☰ Menu
Cleveland Cavaliers

Wrapup: Cavs 95, Celtics 87

By Jason Lloyd Published: October 27, 2010

For anyone who wondered what basketball would be like in Cleveland PLBJ (Post LeBron James), tonight provided an overwhelming response.

The game was tied at 82 with about six minutes left when both teams were coming out of a timeout. The near-sellout crowd inside the Q was standing and roaring as if James had just tossed powder into the air or soared from the free-throw line to the basket.

He may be gone, but the fans aren't. Dan Gilbert spoke before the game about receiving thousands of hand-written letters from fans after James' departure. The sting it created, the deepening yearning for a championship, for something -- ANYTHING -- to go right in this sports town.

The Cavs won't win a championship this season, but based on their debut, they're going to be fun to watch. Hustling on defense, movement on offense ... it's the way Byron Scott demands to play and his players are listening.

With three minutes to go and the game tied, Anderson Varejao chased down a loose ball rebound and led the fast break before passing to J.J. Hickson, who took it the rest of the way for the basket. Those were the two biggest players on the floor for the Cavs and they were running like a pair of guards.

It won't always be like that. The Celtics are old and tired after an emotionally draining opener against the Miami Heat. Their legs were shot in the fourth, proven by the fizzling offense down the stretch and the inability for Paul Pierce or Ray Allen to hit a shot.

But on their first night without LeBron James, the Cavs beat the defending Eastern Conference champions. The same team that smashed them in the playoffs last season.

"You have to understand, this team is hungry," Pierce said. "Everybody is against them and everybody is writing them off."

One victory isn't going to change that, but nine of the Cavs' next 10 games are against teams that failed to make the playoffs last season. If the Cavs are going to make a statement, now is the time.

*** Ramon Sessions is already a superior defender to Mo Williams. He struggled defending Rajon Rondo in the first quarter, but quickly settled in. He had a fantastic steal along the baseline off a fantastic Rondo wraparound pass. Sessions seemed to have his back turned and be out of position, then stuck his hand out at the perfect time and snared the ball. It led to Anthony Parker's big 3-pointer at the other end, when Parker beat the shot clock for an 89-84 lead.

*** By the way, Parker didn't beat the shot clock.
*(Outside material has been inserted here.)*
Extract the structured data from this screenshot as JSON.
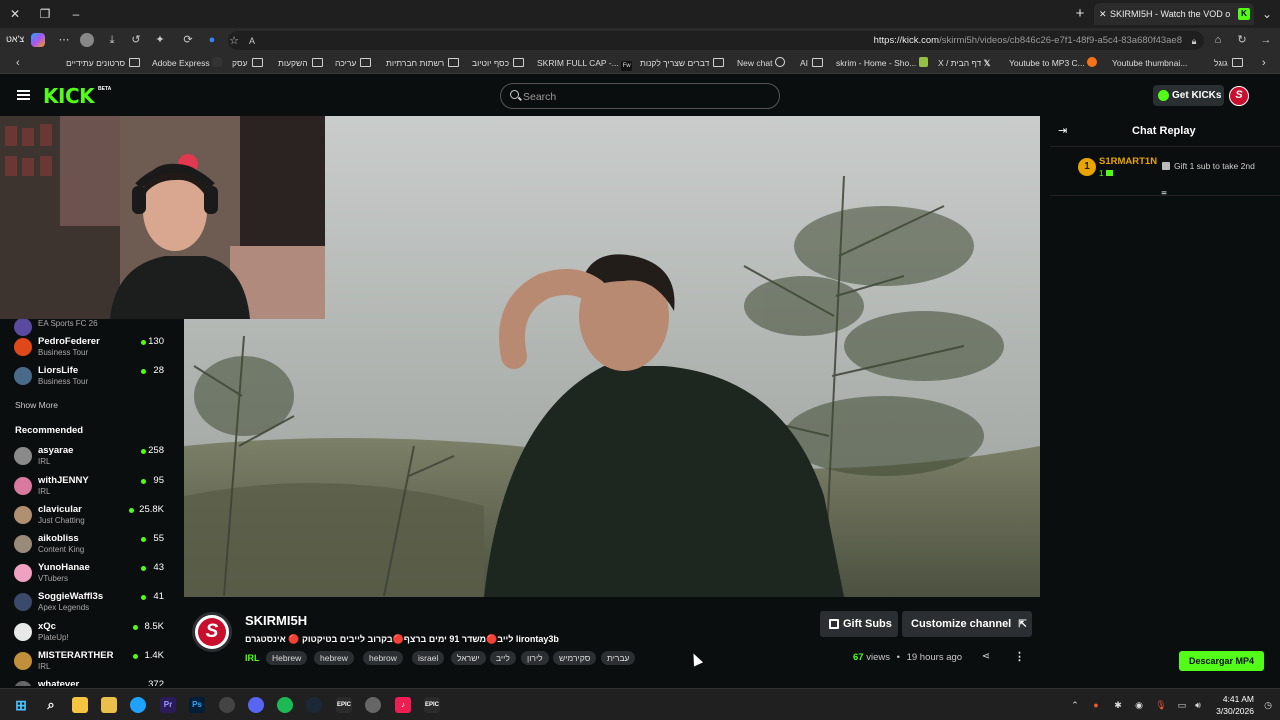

OK, he did. But he shouldn't have. Doc Rivers was right. That might have been the longest second in the history of the NBA. Give an unofficial assist to the clock operator.

*** Byron Scott stuck with Daniel Gibson despite his horrific start (scoreless first half, 0 for 8 start from the floor). Gibson responded with 16 points in the second half, including 11 in the fourth quarter. "He's been great all preseason and all training camp," Scott said. "I knew he wasn't going to lose confidence in himself."

*** The Cavs bench was huge with 34 points, including 20 straight from the 2:12 mark of the third quarter to the 7:42 mark of the fourth.